Having a handler that disables the checkbox:

 - Will give a disabled checkbox of opposite checkedness in case preventDefault() is not called
 - Will give a disabled checkbox of the same checkedness in case preventDefault() is not called.

It seems pretty clear that a change of mutability within the handler should not stop the canceled activation/post event activation (though the spec seems to say otherwise)

Should the behavior be specced (seems like a far edge case to me)? If so, what should it be?
Comment 1 Ian 'Hixie' Hickson 2014-11-24 19:02:02 UTC
The current text is intended to be exactly precise with respect to handling these cases. Not all browsers exactly agree on the behaviour, but the specced behaviour is what seemed the most sensible given the compatibility constraints.
Comment 2 Manish Goregaokar 2014-11-25 00:26:31 UTC
I'm not entirely certain what the current spec is saying though.

Is it saying that in case the type or mutability changes, just go ahead and try to restore state with the new canceled/post activation handler?
Comment 3 Ian 'Hixie' Hickson 2014-11-25 07:20:13 UTC
Just apply the current text literally as written. Do you have a concrete case you would like me to walk through to explain what it says?
Comment 4 Manish Goregaokar 2014-11-25 13:07:27 UTC
 - User clicks radio button in group of three radio buttons
 - Onclick handler first changes the type to a checkbox, then calls preventDefault()
 - Now do I run the canceled activation steps for a checkbox, or for the old radio button? The former seems to align with the spec. The latter seems to make more sense.
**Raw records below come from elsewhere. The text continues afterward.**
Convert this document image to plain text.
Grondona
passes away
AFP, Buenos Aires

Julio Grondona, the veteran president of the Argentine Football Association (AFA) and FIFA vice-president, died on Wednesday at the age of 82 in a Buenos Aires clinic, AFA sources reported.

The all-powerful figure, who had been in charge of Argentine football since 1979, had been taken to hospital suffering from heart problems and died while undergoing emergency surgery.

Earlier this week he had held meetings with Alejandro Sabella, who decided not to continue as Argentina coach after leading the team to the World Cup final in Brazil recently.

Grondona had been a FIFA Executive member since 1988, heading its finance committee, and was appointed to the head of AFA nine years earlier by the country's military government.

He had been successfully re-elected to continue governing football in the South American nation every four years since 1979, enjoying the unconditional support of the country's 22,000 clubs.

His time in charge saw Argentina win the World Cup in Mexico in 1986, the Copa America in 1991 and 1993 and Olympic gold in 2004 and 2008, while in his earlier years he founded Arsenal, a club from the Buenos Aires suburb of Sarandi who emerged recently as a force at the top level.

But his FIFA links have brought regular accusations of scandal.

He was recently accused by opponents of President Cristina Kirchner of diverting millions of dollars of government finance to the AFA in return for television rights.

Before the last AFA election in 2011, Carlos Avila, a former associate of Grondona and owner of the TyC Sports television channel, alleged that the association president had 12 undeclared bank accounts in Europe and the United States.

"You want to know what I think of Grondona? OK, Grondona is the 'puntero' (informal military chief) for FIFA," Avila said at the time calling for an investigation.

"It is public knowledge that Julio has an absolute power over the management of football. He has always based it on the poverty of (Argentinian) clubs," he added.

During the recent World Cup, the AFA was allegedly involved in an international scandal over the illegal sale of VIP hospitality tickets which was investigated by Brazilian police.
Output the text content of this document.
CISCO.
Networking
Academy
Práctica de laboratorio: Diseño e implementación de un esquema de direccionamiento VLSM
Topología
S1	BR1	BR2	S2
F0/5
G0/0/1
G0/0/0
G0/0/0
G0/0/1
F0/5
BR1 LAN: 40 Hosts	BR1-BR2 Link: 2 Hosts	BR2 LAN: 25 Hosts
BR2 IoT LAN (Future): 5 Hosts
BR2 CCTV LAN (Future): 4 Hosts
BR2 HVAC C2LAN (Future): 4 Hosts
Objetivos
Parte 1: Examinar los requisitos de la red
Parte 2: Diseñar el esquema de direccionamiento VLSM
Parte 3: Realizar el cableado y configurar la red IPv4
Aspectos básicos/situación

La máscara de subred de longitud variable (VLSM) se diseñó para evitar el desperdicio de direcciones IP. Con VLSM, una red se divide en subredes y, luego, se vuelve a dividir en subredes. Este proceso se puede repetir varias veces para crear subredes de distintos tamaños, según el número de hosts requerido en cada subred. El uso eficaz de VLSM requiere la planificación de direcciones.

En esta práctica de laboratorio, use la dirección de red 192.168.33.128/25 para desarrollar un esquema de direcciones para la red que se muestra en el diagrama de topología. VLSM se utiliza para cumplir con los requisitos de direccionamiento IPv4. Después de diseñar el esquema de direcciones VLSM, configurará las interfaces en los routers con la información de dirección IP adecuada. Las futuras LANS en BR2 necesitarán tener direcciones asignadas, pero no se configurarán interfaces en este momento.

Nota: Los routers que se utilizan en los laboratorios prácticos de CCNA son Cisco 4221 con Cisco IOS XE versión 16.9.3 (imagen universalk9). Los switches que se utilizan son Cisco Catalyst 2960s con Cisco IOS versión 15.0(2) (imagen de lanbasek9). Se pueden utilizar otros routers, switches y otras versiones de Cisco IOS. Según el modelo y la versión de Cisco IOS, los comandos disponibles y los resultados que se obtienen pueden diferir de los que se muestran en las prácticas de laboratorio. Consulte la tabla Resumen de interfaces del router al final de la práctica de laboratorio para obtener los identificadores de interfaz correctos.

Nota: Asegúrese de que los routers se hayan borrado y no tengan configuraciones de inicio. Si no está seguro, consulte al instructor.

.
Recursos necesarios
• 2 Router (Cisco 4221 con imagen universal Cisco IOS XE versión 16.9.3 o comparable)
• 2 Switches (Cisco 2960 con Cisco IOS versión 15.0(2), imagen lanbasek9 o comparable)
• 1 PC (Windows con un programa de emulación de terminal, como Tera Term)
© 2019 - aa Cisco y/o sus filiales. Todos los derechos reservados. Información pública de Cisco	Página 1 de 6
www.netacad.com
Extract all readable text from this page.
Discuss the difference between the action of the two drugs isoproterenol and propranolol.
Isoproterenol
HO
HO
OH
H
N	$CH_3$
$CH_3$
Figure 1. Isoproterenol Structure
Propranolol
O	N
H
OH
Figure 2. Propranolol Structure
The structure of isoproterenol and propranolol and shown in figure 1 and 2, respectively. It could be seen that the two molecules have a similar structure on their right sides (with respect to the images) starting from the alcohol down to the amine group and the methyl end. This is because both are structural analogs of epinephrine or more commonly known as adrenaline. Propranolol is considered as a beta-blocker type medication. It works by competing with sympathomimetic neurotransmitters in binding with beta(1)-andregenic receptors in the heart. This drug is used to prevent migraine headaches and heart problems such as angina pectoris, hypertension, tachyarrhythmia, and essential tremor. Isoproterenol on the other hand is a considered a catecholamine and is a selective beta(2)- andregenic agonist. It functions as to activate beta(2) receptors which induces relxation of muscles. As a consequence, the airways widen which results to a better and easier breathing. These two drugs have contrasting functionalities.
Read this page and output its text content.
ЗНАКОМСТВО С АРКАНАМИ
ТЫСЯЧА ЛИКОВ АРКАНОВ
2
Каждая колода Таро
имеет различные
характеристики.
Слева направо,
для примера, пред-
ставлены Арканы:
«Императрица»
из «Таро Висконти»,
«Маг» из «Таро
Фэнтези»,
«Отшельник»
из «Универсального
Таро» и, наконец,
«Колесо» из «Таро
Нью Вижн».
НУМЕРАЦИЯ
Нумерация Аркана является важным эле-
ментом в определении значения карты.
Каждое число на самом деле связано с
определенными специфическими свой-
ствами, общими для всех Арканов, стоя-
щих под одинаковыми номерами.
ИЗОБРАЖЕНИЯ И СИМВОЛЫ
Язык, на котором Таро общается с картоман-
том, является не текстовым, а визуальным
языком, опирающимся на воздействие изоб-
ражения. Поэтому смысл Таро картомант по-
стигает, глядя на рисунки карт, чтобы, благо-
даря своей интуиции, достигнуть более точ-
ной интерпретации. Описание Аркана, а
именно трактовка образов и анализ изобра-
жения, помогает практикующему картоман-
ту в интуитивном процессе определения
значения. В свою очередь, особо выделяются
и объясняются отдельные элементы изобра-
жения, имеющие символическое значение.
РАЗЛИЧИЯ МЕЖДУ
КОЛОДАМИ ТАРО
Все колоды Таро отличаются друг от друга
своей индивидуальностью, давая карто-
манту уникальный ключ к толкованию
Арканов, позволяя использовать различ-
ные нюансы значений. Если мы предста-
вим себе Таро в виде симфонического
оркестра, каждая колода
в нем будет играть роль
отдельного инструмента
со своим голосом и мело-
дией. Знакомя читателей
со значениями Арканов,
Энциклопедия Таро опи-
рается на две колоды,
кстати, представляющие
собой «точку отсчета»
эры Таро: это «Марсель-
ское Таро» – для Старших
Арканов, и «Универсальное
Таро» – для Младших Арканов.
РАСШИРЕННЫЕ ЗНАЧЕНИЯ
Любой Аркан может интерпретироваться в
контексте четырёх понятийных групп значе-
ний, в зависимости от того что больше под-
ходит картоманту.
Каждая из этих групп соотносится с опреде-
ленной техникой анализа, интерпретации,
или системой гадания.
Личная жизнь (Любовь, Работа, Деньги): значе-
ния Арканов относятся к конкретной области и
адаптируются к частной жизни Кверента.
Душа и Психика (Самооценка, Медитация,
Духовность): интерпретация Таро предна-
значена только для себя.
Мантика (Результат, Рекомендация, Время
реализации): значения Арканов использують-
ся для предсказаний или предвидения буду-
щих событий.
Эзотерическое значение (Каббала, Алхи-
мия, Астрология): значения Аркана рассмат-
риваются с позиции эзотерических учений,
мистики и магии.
Similarly, if an element is made immutable in the click handler, should preventDefault() undo the activation?
Comment 5 Ian 'Hixie' Hickson 2014-11-26 19:35:15 UTC
Ah, yeah, the question of _which_ canceled activation steps to run is an interesting one, I should definitely make that clearer (it's supposed to be the ones that match the activation steps, as in, you take a reference to all the steps at the top, then run them all as appropriate).
Comment 6 Manish Goregaokar 2014-11-27 06:19:54 UTC
"All the steps at the top"?

Still confusing :P
Comment 7 Ian 'Hixie' Hickson 2014-11-28 04:24:47 UTC
At the top of the algorithm that calls all these internal callbacks.
Comment 8 Manish Goregaokar 2014-11-28 04:29:31 UTC
Ah, okay. So if the type changes, we continue with the "old" canceled activation steps.


Seems okay. I'd prefer just abandoning ship for such cases (it needlessly makes the implementation more complicated), though.
Comment 9 Ian 'Hixie' Hickson 2014-12-01 18:53:01 UTC
This is just describing (or trying to describe, given that it isn't clear and I need to fix that!) what browsers do. We're unfortunately many years past being able to design a good API here. :-(
Comment 10 Anne 2017-07-21 14:49:10 UTC
(This should be even clearer now that some of this moved into DOM.)